「万屋行くんだけど、一緒に行かない?」
「どうせ荷物持ちでもさせるんでしょう」
「それは行ってのお楽しみー」
「楽しみでもなんでもないですけど、まぁ良いですよ」
「よっしゃ」
「そのかわり、高くつきますよ?」
「身体で……払う」
そう言ってわざとらしくしなをつくったname。
「その貧相な身体でですか?冗談はやめてもらえますか」
「とかなんとか言って嬉しいくせにー」
人差し指でつんつんと胸元をつついてくるnameを無視して僕は歩き出す。本当に、この人には呆れてしまう。呆れるほどの、能天気。
「置いていきますよ」
「宗三、行く気満々じゃん!」
背後から飛びついてきたnameを引きずりながら、長い廊下を抜けてゆく。
「買いすぎちゃったかな」
「貴方、僕がいるからって重たいものばかり買ったでしょう」
「そんなことないよ」
帰り道、団子屋で休憩をとる。特に空腹を感じていたわけではなかったので、熱い緑茶を一杯だけもらった。対してnameはといえば、既に二枚の皿を空にして、今まさに三枚目の皿、つまり九本目の団子を食べ終わろうとしているところだった。
「よくそんなに食べられますね……」
「宗三の食が細いだけでしょ」
「太りますよ」
そう言えば、nameは食べ終えた団子の串を勢いよくこちらに向け「さっき貧相な身体って言ったのは宗三だよ!」と口をもごもごさせながら返すのだった。
「はぁ、まあ、そうですけど」
「宗三こそちゃんと食べた方がいいよ」
あ、おかわりお願いしまーす。と手を挙げたnameは、お茶を流し込み口の端についたあんこをぺろりと舐めた。
「見ているだけで胸焼けします」
あんこのたっぷり乗った団子がまた運ばれてくるのを見て僕は言う。
「宗三は痩せすぎだって」
「ついてるところにはついてるからいいんです」
ふん、と鼻を鳴らせば、「蜻蛉切とか岩融とか同田貫とか、見てごらんよあの筋肉を」としたり顔で言ってくる。
「筋肉馬鹿と一緒にされても困ります」
暇さえあれば身体を鍛えている彼らと同列に考えられたらたまったものではない。
「いいんですよ、僕はこれで」
「まあそうだね。宗三がムキムキになってもキモいしね」
あはは、と空を仰いで笑いながら団子を頬張るこの人間が自分の今の主だなんて。これまでの持ち主を思うとその落差たるや。
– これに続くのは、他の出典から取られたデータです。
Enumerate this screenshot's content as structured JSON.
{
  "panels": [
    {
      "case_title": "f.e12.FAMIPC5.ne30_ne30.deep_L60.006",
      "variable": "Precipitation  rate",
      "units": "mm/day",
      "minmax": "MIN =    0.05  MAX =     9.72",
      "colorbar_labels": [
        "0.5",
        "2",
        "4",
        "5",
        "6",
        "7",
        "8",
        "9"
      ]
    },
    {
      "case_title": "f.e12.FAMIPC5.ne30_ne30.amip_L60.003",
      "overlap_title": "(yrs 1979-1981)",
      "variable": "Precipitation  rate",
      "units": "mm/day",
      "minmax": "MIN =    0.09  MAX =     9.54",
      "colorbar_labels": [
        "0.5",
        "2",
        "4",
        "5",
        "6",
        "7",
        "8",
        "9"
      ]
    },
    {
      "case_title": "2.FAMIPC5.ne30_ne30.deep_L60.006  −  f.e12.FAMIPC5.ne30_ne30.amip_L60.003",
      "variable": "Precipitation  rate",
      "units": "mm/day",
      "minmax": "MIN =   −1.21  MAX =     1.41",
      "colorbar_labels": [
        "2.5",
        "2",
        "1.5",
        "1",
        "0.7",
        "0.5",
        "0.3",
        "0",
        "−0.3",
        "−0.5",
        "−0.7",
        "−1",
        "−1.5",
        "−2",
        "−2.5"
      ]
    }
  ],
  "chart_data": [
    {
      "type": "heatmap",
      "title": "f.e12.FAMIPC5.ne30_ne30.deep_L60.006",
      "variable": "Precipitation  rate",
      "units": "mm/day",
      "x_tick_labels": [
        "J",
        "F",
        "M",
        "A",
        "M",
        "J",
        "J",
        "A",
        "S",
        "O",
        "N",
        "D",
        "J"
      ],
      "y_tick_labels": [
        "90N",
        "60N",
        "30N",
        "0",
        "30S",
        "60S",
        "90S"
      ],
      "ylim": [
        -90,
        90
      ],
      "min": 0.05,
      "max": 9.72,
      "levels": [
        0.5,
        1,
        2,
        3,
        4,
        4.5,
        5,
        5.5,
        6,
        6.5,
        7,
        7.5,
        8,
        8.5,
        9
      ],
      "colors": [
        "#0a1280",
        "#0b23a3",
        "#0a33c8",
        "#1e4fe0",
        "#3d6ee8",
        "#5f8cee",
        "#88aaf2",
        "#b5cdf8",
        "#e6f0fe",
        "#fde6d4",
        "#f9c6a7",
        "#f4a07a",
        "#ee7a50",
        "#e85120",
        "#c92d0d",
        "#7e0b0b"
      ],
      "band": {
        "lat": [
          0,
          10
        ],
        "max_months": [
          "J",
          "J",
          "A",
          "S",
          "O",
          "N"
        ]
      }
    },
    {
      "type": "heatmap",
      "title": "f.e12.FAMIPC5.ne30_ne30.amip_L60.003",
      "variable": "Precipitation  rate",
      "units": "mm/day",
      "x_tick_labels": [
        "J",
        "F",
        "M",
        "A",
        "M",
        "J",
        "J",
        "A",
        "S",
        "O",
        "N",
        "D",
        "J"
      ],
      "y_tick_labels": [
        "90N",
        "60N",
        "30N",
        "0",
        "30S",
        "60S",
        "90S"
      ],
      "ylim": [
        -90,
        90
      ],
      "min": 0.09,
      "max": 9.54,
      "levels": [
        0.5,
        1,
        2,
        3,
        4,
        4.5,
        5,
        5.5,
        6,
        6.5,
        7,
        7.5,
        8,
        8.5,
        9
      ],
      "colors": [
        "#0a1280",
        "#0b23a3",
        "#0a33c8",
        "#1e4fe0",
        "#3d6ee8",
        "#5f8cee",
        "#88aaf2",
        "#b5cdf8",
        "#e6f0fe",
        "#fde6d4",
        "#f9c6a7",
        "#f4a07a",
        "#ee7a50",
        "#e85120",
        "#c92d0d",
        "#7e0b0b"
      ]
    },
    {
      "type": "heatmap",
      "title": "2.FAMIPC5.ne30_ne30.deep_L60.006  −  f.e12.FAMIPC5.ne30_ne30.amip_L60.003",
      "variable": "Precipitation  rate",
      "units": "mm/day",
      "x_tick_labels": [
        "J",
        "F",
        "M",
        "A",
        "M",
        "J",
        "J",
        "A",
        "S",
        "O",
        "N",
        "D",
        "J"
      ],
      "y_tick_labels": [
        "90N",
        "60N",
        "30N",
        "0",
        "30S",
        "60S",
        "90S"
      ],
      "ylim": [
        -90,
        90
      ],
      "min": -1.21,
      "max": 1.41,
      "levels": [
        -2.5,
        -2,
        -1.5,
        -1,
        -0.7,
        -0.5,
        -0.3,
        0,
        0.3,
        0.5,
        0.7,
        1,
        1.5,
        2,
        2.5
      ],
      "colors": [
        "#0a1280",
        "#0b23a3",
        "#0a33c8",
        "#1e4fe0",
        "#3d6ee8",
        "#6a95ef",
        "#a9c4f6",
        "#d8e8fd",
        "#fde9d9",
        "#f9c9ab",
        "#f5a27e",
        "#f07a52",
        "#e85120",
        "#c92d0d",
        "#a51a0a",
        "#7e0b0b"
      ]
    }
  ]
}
「この荷物、あなたが独りで持つには重そうですが大丈夫ですか」
「ちょっと、それはなしだよ。待って、お団子あげるから、ね?」
腰を上げかけた僕の着物の袂を掴んでこちらを見上げるname。
「あげるって、もうあと一つしかないじゃないですか」
「大事な大事な最後の一個をあげるんだよ?これまでの全部に匹敵するといっても過言じゃないよ?」
馬鹿真面目に力説するnameは、「はい」と明らかに不承不承と言った表情で団子を差し出してきた。
「いりませんよ」
「えっそうなの?じゃあ勿体ないから私が食べとくね」
僕が断るや否や、nameはパッと表情を明るくして最後の一個を頬張るのだった。
「まったく……」
「今日の晩ご飯なんだろな」
宗三は何だと思う?とこっちを見る彼女の手を取り「そろそろ行きますよ」と立ち上がらせる。
「もうちょっと休憩してから行こうよ」
「燭台切に夕飯で使う味噌を買ってくるよう頼まれたんでしょう。早く帰らないと待っているんじゃありませんか?」
そろそろ本丸では夕食の支度を始めるころだった。道草を食っていて遅れたとあればへし切に何を言われるかわからない。
「……もうちょっとだけ」
「name、」
繰り返すnameに、いけませんよと言おうとする。その僕の言葉に重ねて「だって二人っきりなんて久々なんだもん」と顔を背けながらぼそぼそと口の中で小さく言うname。
本当に、呆れてしまう。それっきり無言になってしまったnameは、つま先で足元の小石をつついている。
はぁ、とため息をついてまた腰を降ろしてしまう僕も僕なのだけれど、素直になれないのはお互いさまということで。